The plugin schema now exposes:

contextCortexEnabled
contextAvailableTokens
contextMemoryMaxRatio

Greeting suppression

For greetings such as:

hi
hello
你好

the plugin skips memory injection.

Short follow-up mode

For short continuations such as:

继续
接着
go on
continue

the plugin avoids full recall and uses only session state / turn bridge when available.

This prevents unnecessary memory recall for lightweight continuation turns.

Cortex-filtered recall

For normal recall, the plugin now:

runs the existing recall path
converts recall items into Context Cortex candidates
applies Context Cortex filtering
injects only selected items
emits an activation receipt

The activation receipt is included in audit logs.


Tests Added

New Context Cortex v1 tests cover:

  • greeting queries suppress all memory;
  • short same-topic follow-ups select only session state and turn bridge;
  • exact quote requests prioritize raw source and graph anchors;
  • context packing stays inside budget;
  • hard safety filters run before ranking;
  • activation receipts are persisted when a database is provided.

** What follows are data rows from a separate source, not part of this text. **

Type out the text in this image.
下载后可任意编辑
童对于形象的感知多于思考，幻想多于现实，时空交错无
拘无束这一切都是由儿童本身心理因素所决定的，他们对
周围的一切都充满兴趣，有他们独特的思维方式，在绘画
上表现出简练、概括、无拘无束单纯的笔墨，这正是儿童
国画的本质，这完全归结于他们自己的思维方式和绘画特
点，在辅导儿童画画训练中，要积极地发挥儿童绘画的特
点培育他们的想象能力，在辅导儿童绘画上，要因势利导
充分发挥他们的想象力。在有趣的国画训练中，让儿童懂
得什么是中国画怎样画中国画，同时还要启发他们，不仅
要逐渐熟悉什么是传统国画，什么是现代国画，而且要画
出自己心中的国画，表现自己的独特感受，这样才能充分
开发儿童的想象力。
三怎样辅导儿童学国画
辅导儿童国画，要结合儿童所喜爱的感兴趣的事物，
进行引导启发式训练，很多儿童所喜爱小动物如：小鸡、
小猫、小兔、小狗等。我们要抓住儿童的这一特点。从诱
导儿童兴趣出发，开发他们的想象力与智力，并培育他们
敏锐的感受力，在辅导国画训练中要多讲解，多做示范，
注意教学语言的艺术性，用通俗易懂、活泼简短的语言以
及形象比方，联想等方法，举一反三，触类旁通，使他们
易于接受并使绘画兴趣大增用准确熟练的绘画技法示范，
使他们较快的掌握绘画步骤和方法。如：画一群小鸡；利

Migration tests were also updated to verify that schema 14 databases plan and apply:

0015
0016
0017
0018
0019

and reach schema version:

19

OpenClaw plugin tests now check:

Context Cortex config fields
greeting suppression
short follow-up recall mode
bridge-side kernel.contextCortex.plan usage
activationReceipt output

Current Scope

Cogmem 3.2.0 is the first Context Cortex release.

It does not yet implement a full semantic candidate builder from all governed memory stores. In this version, Context Cortex primarily filters and packs candidates supplied by recall or host integrations.

It also uses deterministic intent rules rather than an advanced domain-aware planner.

This is intentional for v1.

The release establishes the safe activation contract first:

classify intent
activate eligible layers
suppress unsafe candidates
fit within budget
record receipt

Future versions can make candidate generation and planning smarter without weakening the safety boundary.